In the case of most sales, however, it's a good risk. Even if you do lose a little money in the short term because you're selling products at too close to your cost to obtain them -- or really, just making less money on them than you should be, and thereby creating a domino effect on your other costs -- the long-term gain usually outweighs it. By getting people to become customers for the first time, you are gambling on the likelihood that they will buy from you in the future, even when there's not a sale on.

Simple, right?

Apparently, even this is too much risk for Hoyts.

I just noticed in my latest email from Hoyts -- which operates dozens of theaters throughout Australia, as well as the kiosk rental business being advertised in this email -- that a certain "2 new releases for $5" deal is a bit too good, in their estimation, to present it to customers without preconditions.

See if you can see what I'm talking about here:


That's right, that bottom line of legalese includes, after the date, the words "unless withdrawn earlier."

Um, what?

They can't even commit to the fact that this sale won't bankrupt them for the next 18 days until the offer expires?

I call bullshit on that. It's a "have your cake and eat it too" philosophy of running a business. And though it may be pragmatic in many ways, it's also something that people like me should call them on.

What they're essentially saying is that if people respond to this deal too much, Hoyts reserves the right to simply rescind it. If it's such a good deal that people get in riots in order to rent up every last copy of Free Birds, and it starts to effect their bottom line, then poof! The offer's over.

Ridiculous.

This is why you have risk departments and analyze deals like this exhaustively before you present them to the public. You try to figure out what your exposure is. You forecast the worst-case scenario if you massively underestimate the interest level. And then you make provisions for that worst-case scenario in the parameters of the deal -- such as shortening its length so that you'll minimize the damage if you miscalculated.

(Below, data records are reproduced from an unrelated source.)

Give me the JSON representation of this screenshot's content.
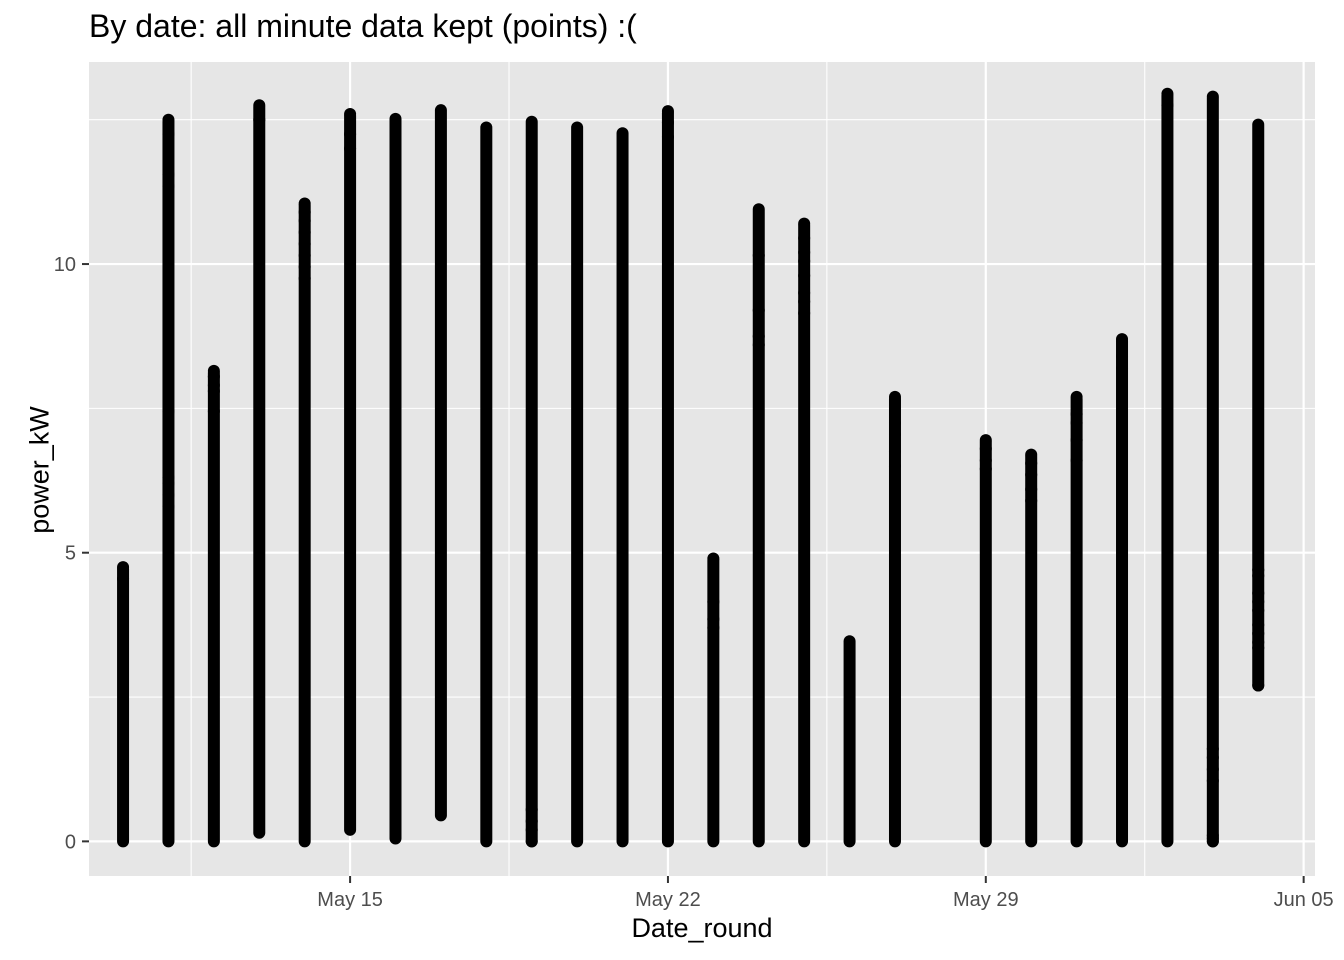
{
  "chart_data": {
    "type": "scatter",
    "title": "By date: all minute data kept (points) :(",
    "xlabel": "Date_round",
    "ylabel": "power_kW",
    "x_ticks": [
      "May 15",
      "May 22",
      "May 29",
      "Jun 05"
    ],
    "y_ticks": [
      "0",
      "5",
      "10"
    ],
    "xlim": [
      "2021-05-09T06:00",
      "2021-06-05T06:00"
    ],
    "ylim": [
      -0.6,
      13.5
    ],
    "grid": true,
    "legend": "none",
    "colors": {
      "panel": "#e6e6e6",
      "grid": "#ffffff",
      "point": "#000000",
      "tick_text": "#4d4d4d"
    },
    "series": [
      {
        "x": "2021-05-10",
        "min": 0,
        "max": 4.75,
        "outliers": [
          4.75,
          4.55
        ]
      },
      {
        "x": "2021-05-11",
        "min": 0,
        "max": 12.5,
        "outliers": [
          12.5,
          12.25,
          11.55,
          11.35,
          7.45,
          6.3,
          6.2,
          6.0,
          5.8
        ]
      },
      {
        "x": "2021-05-12",
        "min": 0,
        "max": 8.15,
        "outliers": [
          8.15,
          8.05,
          7.9,
          7.8,
          7.45
        ]
      },
      {
        "x": "2021-05-13",
        "min": 0.15,
        "max": 12.75,
        "outliers": [
          12.75,
          12.5
        ]
      },
      {
        "x": "2021-05-14",
        "min": 0,
        "max": 11.05,
        "outliers": [
          11.05,
          10.9,
          10.75,
          10.55,
          10.35,
          10.15,
          9.95,
          9.75
        ]
      },
      {
        "x": "2021-05-15",
        "min": 0.2,
        "max": 12.6,
        "outliers": [
          12.6,
          12.25,
          12.0
        ]
      },
      {
        "x": "2021-05-16",
        "min": 0.05,
        "max": 12.55,
        "outliers": []
      },
      {
        "x": "2021-05-17",
        "min": 0.45,
        "max": 12.7,
        "outliers": []
      },
      {
        "x": "2021-05-18",
        "min": 0,
        "max": 12.4,
        "outliers": []
      },
      {
        "x": "2021-05-19",
        "min": 0,
        "max": 12.5,
        "outliers": [
          0.0,
          0.2,
          0.35,
          0.55
        ]
      },
      {
        "x": "2021-05-20",
        "min": 0,
        "max": 12.4,
        "outliers": []
      },
      {
        "x": "2021-05-21",
        "min": 0,
        "max": 12.3,
        "outliers": []
      },
      {
        "x": "2021-05-22",
        "min": 0,
        "max": 12.65,
        "outliers": [
          12.65,
          12.45,
          12.2
        ]
      },
      {
        "x": "2021-05-23",
        "min": 0,
        "max": 4.9,
        "outliers": [
          4.9,
          4.15,
          3.85,
          3.7
        ]
      },
      {
        "x": "2021-05-24",
        "min": 0,
        "max": 10.95,
        "outliers": [
          10.95,
          10.15,
          9.2,
          8.75,
          8.6
        ]
      },
      {
        "x": "2021-05-25",
        "min": 0,
        "max": 10.7,
        "outliers": [
          10.7,
          10.45,
          10.2,
          10.05,
          9.8,
          9.5,
          9.35,
          9.15
        ]
      },
      {
        "x": "2021-05-26",
        "min": 0,
        "max": 3.5,
        "outliers": []
      },
      {
        "x": "2021-05-27",
        "min": 0,
        "max": 7.7,
        "outliers": [
          7.7,
          7.25,
          7.05,
          6.75,
          6.5
        ]
      },
      {
        "x": "2021-05-29",
        "min": 0,
        "max": 6.95,
        "outliers": [
          6.95,
          6.8,
          6.6,
          6.45
        ]
      },
      {
        "x": "2021-05-30",
        "min": 0,
        "max": 6.7,
        "outliers": [
          6.7,
          6.55,
          6.35,
          6.1,
          5.9
        ]
      },
      {
        "x": "2021-05-31",
        "min": 0,
        "max": 7.7,
        "outliers": [
          7.7,
          7.4,
          7.25,
          6.95,
          6.6
        ]
      },
      {
        "x": "2021-06-01",
        "min": 0,
        "max": 8.7,
        "outliers": [
          8.7,
          8.4,
          8.2
        ]
      },
      {
        "x": "2021-06-02",
        "min": 0,
        "max": 12.95,
        "outliers": [
          12.95,
          12.75
        ]
      },
      {
        "x": "2021-06-03",
        "min": 0,
        "max": 12.9,
        "outliers": [
          12.9,
          1.05,
          1.25,
          1.45,
          1.6,
          0.1,
          0.05,
          0.0
        ]
      },
      {
        "x": "2021-06-04",
        "min": 2.7,
        "max": 12.45,
        "outliers": [
          2.7,
          3.35,
          3.45,
          3.6,
          3.75,
          4.0,
          4.15,
          4.3,
          4.6,
          4.7
        ]
      }
    ]
  }
}
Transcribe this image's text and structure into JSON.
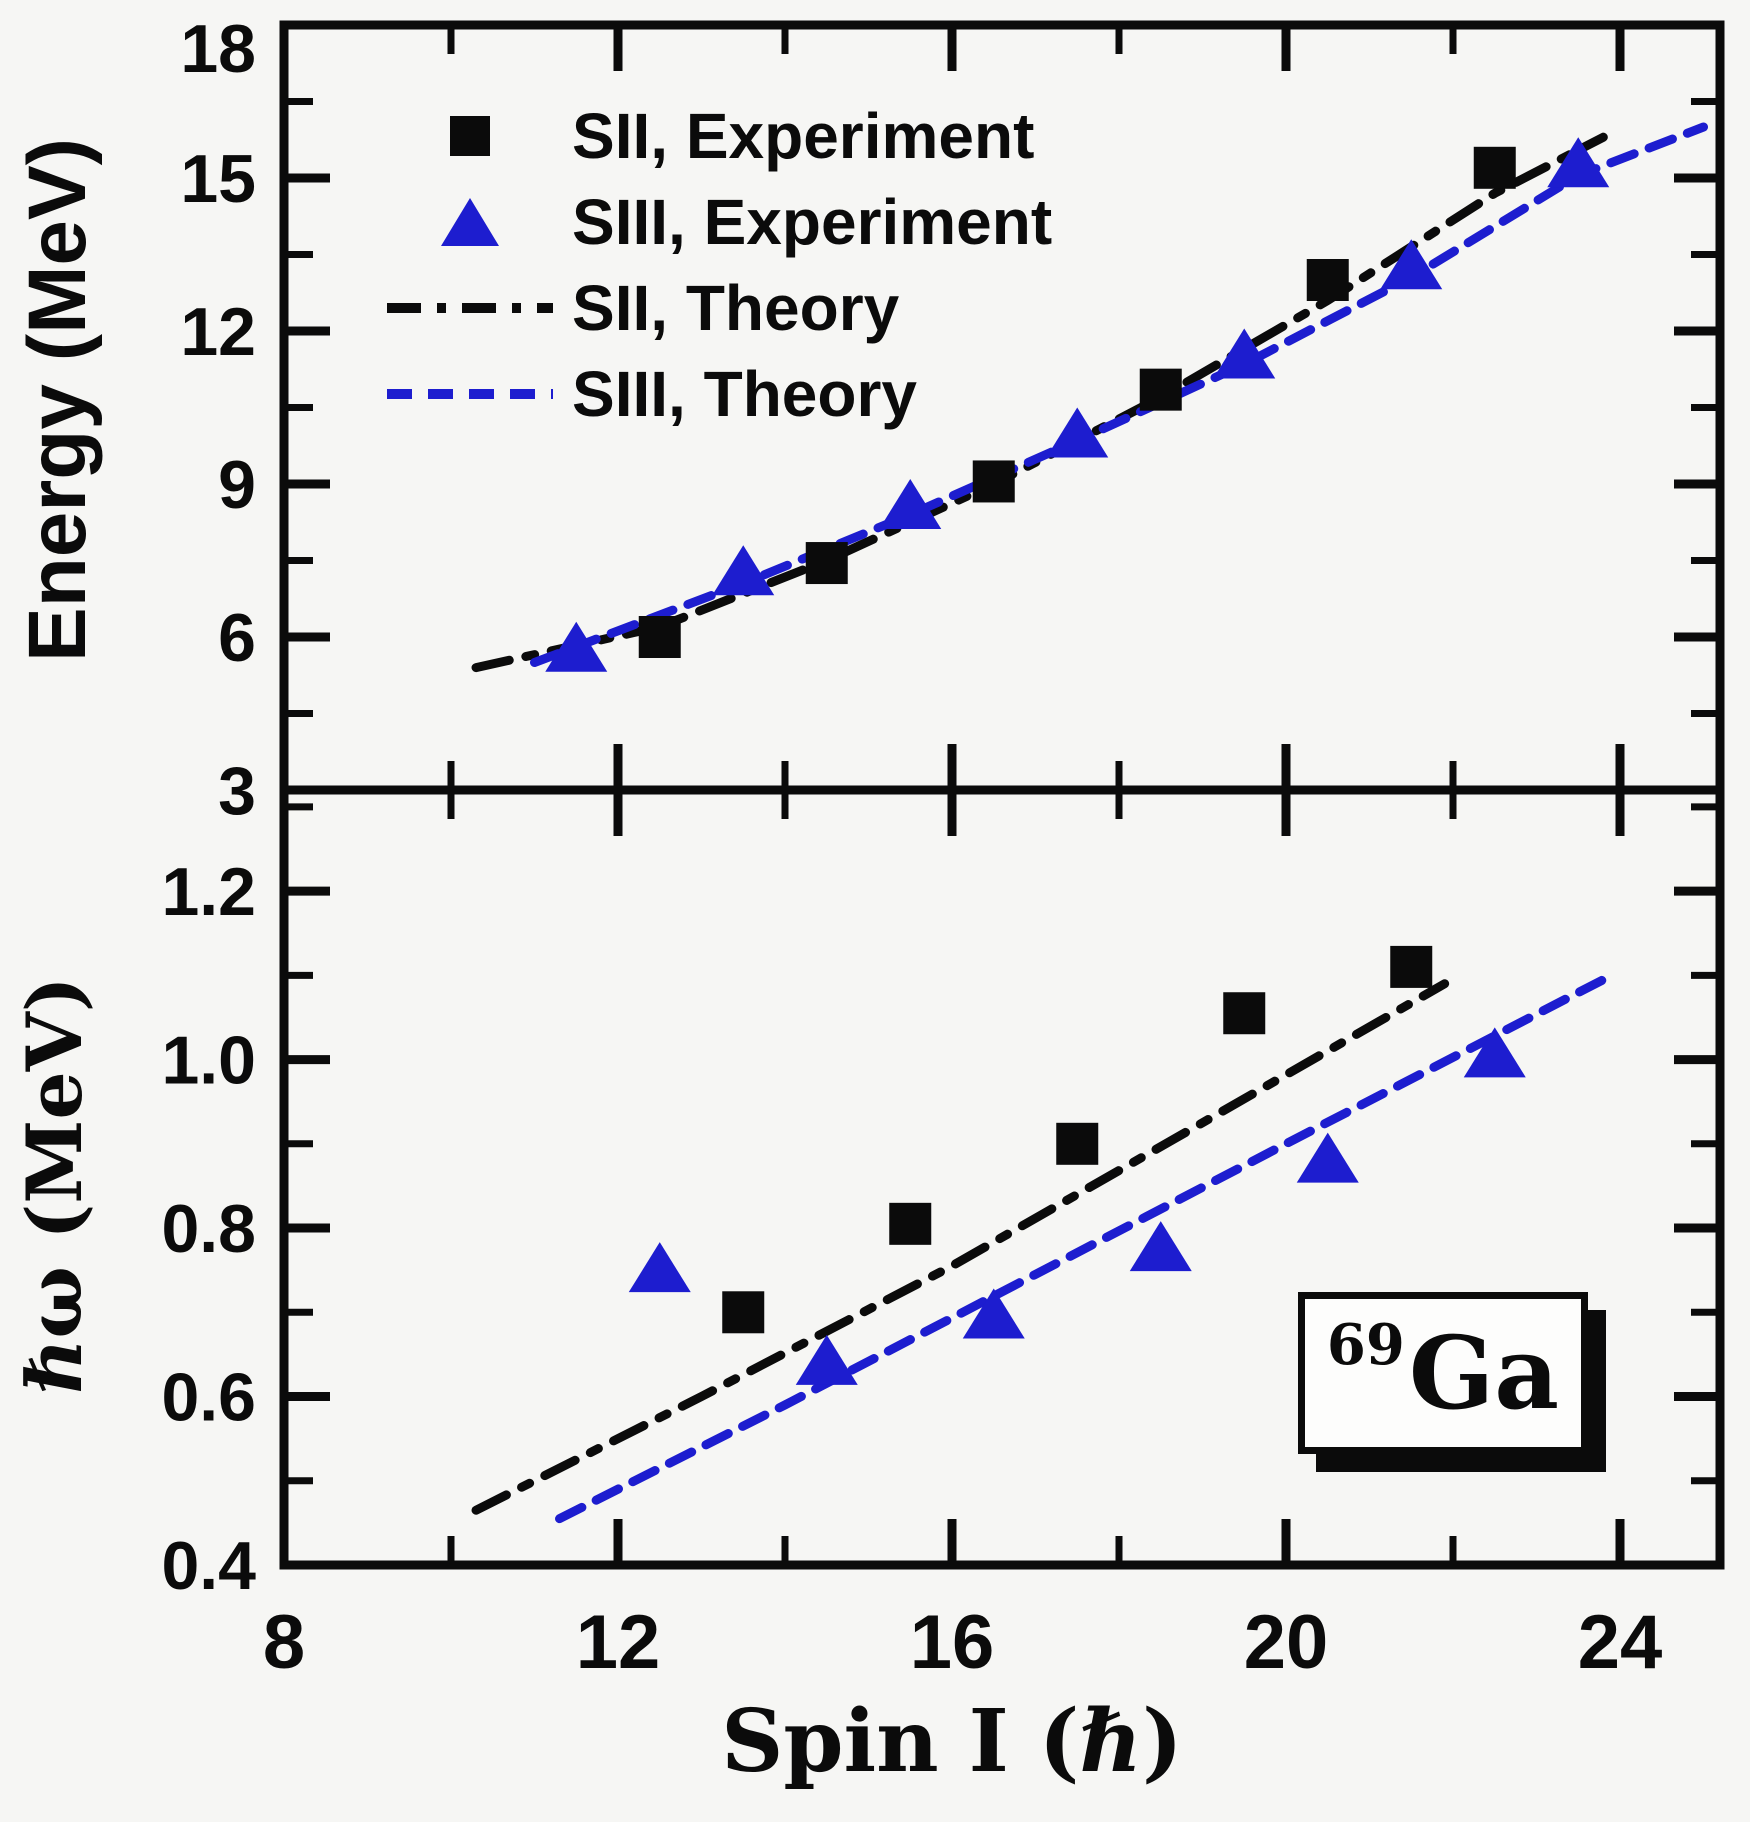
{
  "figure": {
    "background": "#f6f6f4",
    "frame_color": "#0b0b0b",
    "accent_blue": "#1d1dcf",
    "isotope_label": {
      "mass": "69",
      "element": "Ga"
    },
    "x_axis": {
      "label": "Spin I (ℏ)",
      "range": [
        8,
        25.2
      ],
      "major_ticks": [
        8,
        12,
        16,
        20,
        24
      ],
      "minor_ticks": [
        10,
        14,
        18,
        22
      ],
      "tick_labels": [
        "8",
        "12",
        "16",
        "20",
        "24"
      ]
    },
    "top_panel": {
      "y_axis": {
        "label": "Energy (MeV)",
        "range": [
          3,
          18
        ],
        "major_ticks": [
          3,
          6,
          9,
          12,
          15,
          18
        ],
        "minor_ticks": [
          4.5,
          7.5,
          10.5,
          13.5,
          16.5
        ],
        "tick_labels": [
          "18",
          "15",
          "12",
          "9",
          "6",
          "3"
        ],
        "tick_label_values": [
          18,
          15,
          12,
          9,
          6,
          3
        ]
      }
    },
    "bottom_panel": {
      "y_axis": {
        "label": "ℏω (MeV)",
        "range": [
          0.4,
          1.32
        ],
        "major_ticks": [
          0.4,
          0.6,
          0.8,
          1.0,
          1.2
        ],
        "minor_ticks": [
          0.5,
          0.7,
          0.9,
          1.1,
          1.3
        ],
        "tick_labels": [
          "1.2",
          "1.0",
          "0.8",
          "0.6",
          "0.4"
        ],
        "tick_label_values": [
          1.2,
          1.0,
          0.8,
          0.6,
          0.4
        ]
      }
    },
    "legend": {
      "position": "top-left of upper panel",
      "items": [
        {
          "label": "SII, Experiment",
          "marker": "square",
          "color": "#0b0b0b"
        },
        {
          "label": "SIII, Experiment",
          "marker": "triangle",
          "color": "#1d1dcf"
        },
        {
          "label": "SII, Theory",
          "marker": "dash-dot-line",
          "color": "#0b0b0b"
        },
        {
          "label": "SIII, Theory",
          "marker": "dashed-line",
          "color": "#1d1dcf"
        }
      ]
    }
  },
  "chart_data": [
    {
      "type": "scatter",
      "panel": "top",
      "title": "Excitation energy versus spin for bands SII and SIII in 69Ga",
      "xlabel": "Spin I (ℏ)",
      "ylabel": "Energy (MeV)",
      "xlim": [
        8,
        25.2
      ],
      "ylim": [
        3,
        18
      ],
      "grid": false,
      "series": [
        {
          "name": "SII, Experiment",
          "kind": "points",
          "marker": "square",
          "color": "#0b0b0b",
          "x": [
            12.5,
            14.5,
            16.5,
            18.5,
            20.5,
            22.5
          ],
          "y": [
            6.0,
            7.45,
            9.05,
            10.85,
            13.0,
            15.2
          ]
        },
        {
          "name": "SIII, Experiment",
          "kind": "points",
          "marker": "triangle",
          "color": "#1d1dcf",
          "x": [
            11.5,
            13.5,
            15.5,
            17.5,
            19.5,
            21.5,
            23.5
          ],
          "y": [
            5.75,
            7.25,
            8.55,
            9.95,
            11.5,
            13.25,
            15.25
          ]
        },
        {
          "name": "SII, Theory",
          "kind": "line",
          "linestyle": "dash-dot",
          "color": "#0b0b0b",
          "x": [
            10.3,
            12.5,
            14.5,
            16.5,
            18.5,
            20.5,
            22.5,
            23.8
          ],
          "y": [
            5.4,
            6.2,
            7.5,
            9.0,
            10.7,
            12.6,
            14.7,
            15.8
          ]
        },
        {
          "name": "SIII, Theory",
          "kind": "line",
          "linestyle": "dashed",
          "color": "#1d1dcf",
          "x": [
            11.0,
            13.5,
            15.5,
            17.5,
            19.5,
            21.5,
            23.5,
            25.0
          ],
          "y": [
            5.5,
            7.05,
            8.4,
            9.85,
            11.35,
            13.05,
            15.05,
            16.0
          ]
        }
      ]
    },
    {
      "type": "scatter",
      "panel": "bottom",
      "title": "Rotational frequency versus spin for bands SII and SIII in 69Ga",
      "xlabel": "Spin I (ℏ)",
      "ylabel": "ℏω (MeV)",
      "xlim": [
        8,
        25.2
      ],
      "ylim": [
        0.4,
        1.32
      ],
      "grid": false,
      "series": [
        {
          "name": "SII, Experiment",
          "kind": "points",
          "marker": "square",
          "color": "#0b0b0b",
          "x": [
            13.5,
            15.5,
            17.5,
            19.5,
            21.5
          ],
          "y": [
            0.7,
            0.805,
            0.9,
            1.055,
            1.11
          ]
        },
        {
          "name": "SIII, Experiment",
          "kind": "points",
          "marker": "triangle",
          "color": "#1d1dcf",
          "x": [
            12.5,
            14.5,
            16.5,
            18.5,
            20.5,
            22.5
          ],
          "y": [
            0.75,
            0.64,
            0.695,
            0.775,
            0.88,
            1.005
          ]
        },
        {
          "name": "SII, Theory",
          "kind": "line",
          "linestyle": "dash-dot",
          "color": "#0b0b0b",
          "x": [
            10.3,
            13.0,
            16.0,
            19.0,
            21.9
          ],
          "y": [
            0.465,
            0.6,
            0.755,
            0.925,
            1.09
          ]
        },
        {
          "name": "SIII, Theory",
          "kind": "line",
          "linestyle": "dashed",
          "color": "#1d1dcf",
          "x": [
            11.3,
            14.0,
            17.0,
            20.0,
            23.9
          ],
          "y": [
            0.455,
            0.59,
            0.745,
            0.9,
            1.1
          ]
        }
      ]
    }
  ]
}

Eighteen days not short enough for them?

And then they actually have additional paramters in place, which is that the deal is limited to "eligible titles." In other words, it's a way to move older shit that's not renting that well anymore. Anything new likely doesn't even qualify for this deal.

What I find most absurd is that this is not even a deal involving a finite amount of consumable items. Movies being rented from kiosks are an inexhaustible resource, to a point. Sure, after x number of uses they may cease to function properly, or get scratched and become unreliable. But only the latter is a realistic concern when we're talking about a six-month lifespan inside a kiosk. The likelihood of scratches increases the more you expose your product to numbskulls who don't care for it, but let's be honest -- most of us do our best to handle DVDs properly.

And it's not even that good of a deal. Two movies for $5 is only a total discount of $2 from what it would normally cost. And because you have to get two, the reality is that it's actually a $1.50 profit per customer, since most people only plan to rent a single movie at a time, if all else is equal. You're getting them to spend more without costing yourself any more, except for the barely perceptible financial loss associated from a customer not being able to find the title they wanted and just deciding not to do the deal altogether.

While I'd like it to be my support that's "withdrawn" from Hoyts, the truth is that their kiosk is one of my best and cheapest (even at $3.50 a pop) avenues for getting new releases, and I'll be doing that quite a bit for the rest of the year. The two for $5 deal would even intrigue me if I ever had the chance to watch two movies in one day, a near impossibility between work and children. The deal I'd really like is two movies for two nights for $5.

Of course, that would certainly end in Chapter 11 for Hoyts -- or whatever the Australian equivalent of Chapter 11 might be.